### WIKI

Gradient descent is an iterative optimization algorithm used to find the local minima of a differentiable function, usually toward a goal of error prediction. It is often used when values can’t be easily calculated, but must be discovered through trial and error.

### Important terms related to gradient descent

Coefficient - A function’s parameter values; through iterations, it is reevaluated until the cost value is as close to 0 as possible (or good enough).

Cost - This is the function itself that is evaluated; gradient descent is used to find the minimum.

Delta - The derivative of the cost function.

Random initialization - The formulaic guessing process used to initialize gradient descent.

Local minima - When the derivative of the function is as close to 0 as acceptable.

True local minima - When the derivative of the function is equal to a perfect 0.

Learning rate -  This is a hyperparameter that controls how quickly models are adapted to a given problem.
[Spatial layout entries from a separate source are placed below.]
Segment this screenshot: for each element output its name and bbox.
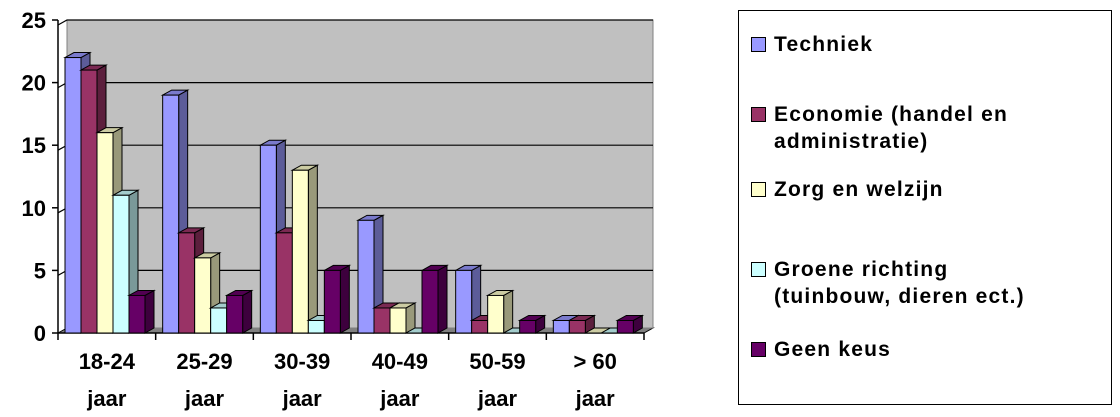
legend-label: Zorg en welzijn: [774, 178, 944, 201]
legend-swatch: [751, 182, 766, 197]
bar: [615, 314, 645, 334]
x-tick-label: 30-39 jaar: [274, 349, 330, 411]
legend-item: Techniek: [751, 31, 1114, 58]
legend-swatch: [751, 342, 766, 357]
legend-swatch: [751, 262, 766, 277]
bar: [224, 289, 254, 334]
y-tick-label: 0: [34, 321, 46, 346]
gridline: [57, 19, 653, 26]
y-tick-label: 5: [34, 258, 46, 283]
bar: [388, 302, 417, 334]
bar: [485, 289, 515, 334]
y-tick-label: 20: [22, 71, 46, 96]
legend-item: Economie (handel en administratie): [751, 101, 1114, 155]
x-tick-label: 18-24 jaar: [79, 349, 136, 411]
bar: [290, 164, 320, 334]
legend-item: Geen keus: [751, 336, 1114, 363]
legend-swatch: [751, 37, 766, 52]
legend: Techniek Economie (handel en administrati…: [738, 10, 1112, 405]
bar: [356, 214, 385, 334]
legend-label: Groene richting (tuinbouw, dieren ect.): [774, 258, 1025, 308]
x-tick-label: 25-29 jaar: [176, 349, 232, 411]
bar: [160, 89, 190, 334]
y-tick-label: 15: [22, 133, 46, 158]
bar-chart: 0 5 10 15 20 25 18-24 jaar 25-29 jaar 30-39 jaar 40-…: [22, 8, 655, 411]
bar: [127, 289, 156, 334]
legend-item: Groene richting (tuinbouw, dieren ect.): [751, 256, 1114, 310]
bar: [322, 264, 352, 334]
legend-label: Geen keus: [774, 338, 892, 361]
legend-label: Techniek: [774, 33, 874, 56]
x-tick-label: 50-59 jaar: [469, 349, 525, 411]
y-tick-label: 10: [22, 196, 46, 221]
x-tick-label: > 60 jaar: [573, 349, 616, 411]
legend-item: Zorg en welzijn: [751, 176, 1114, 203]
bar: [517, 314, 547, 334]
y-tick-label: 25: [22, 8, 46, 33]
legend-label: Economie (handel en administratie): [774, 103, 1008, 153]
x-tick-label: 40-49 jaar: [372, 349, 428, 411]
legend-swatch: [751, 107, 766, 122]
bar: [420, 264, 449, 334]
bar: [567, 314, 597, 334]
Iterations (batch) - An indication of the number of times a gradient descent algorithm’s parameters are updated.

## Why is gradient descent important?

Gradient descent estimates error gradient within machine learning models. This helps minimize their cost function and optimize computation time to quickly deliver models and predictions. While there are other optimization algorithms with better convergence guarantees, few are as computationally efficient as gradient descent.

This efficiency enables gradient descent algorithms to train neural networks on large datasets with reasonable turnaround. Gradient descent is a simple, effective tool that proves useful for straightforward, quantitative neural network training.

## Gradient Descent vs. Other Technologies & Methodologies

Compared to gradient descent, Stochastic gradient descent is much faster and more suitable for large datasets. The gradient is not calculated for the entire dataset, but only for one random point with each iteration, so the variance of the updates is higher.

### Gradient descent vs newton method

Like gradient descent, the Newton method is ideal when finding local minima. Where the Newton method differs from gradient descent, however, is in its approach. The Newton method finds the root of a function instead of its minima or maxima.

Gradient descent is an optimization algorithm for minimizing the error rate of a predictive model with to train a dataset. Backpropagation is an automatic differentiation algorithm for calculating gradients for the weights in a neural network graph structure. These two algorithms are used in tandem to effectively train neural network models.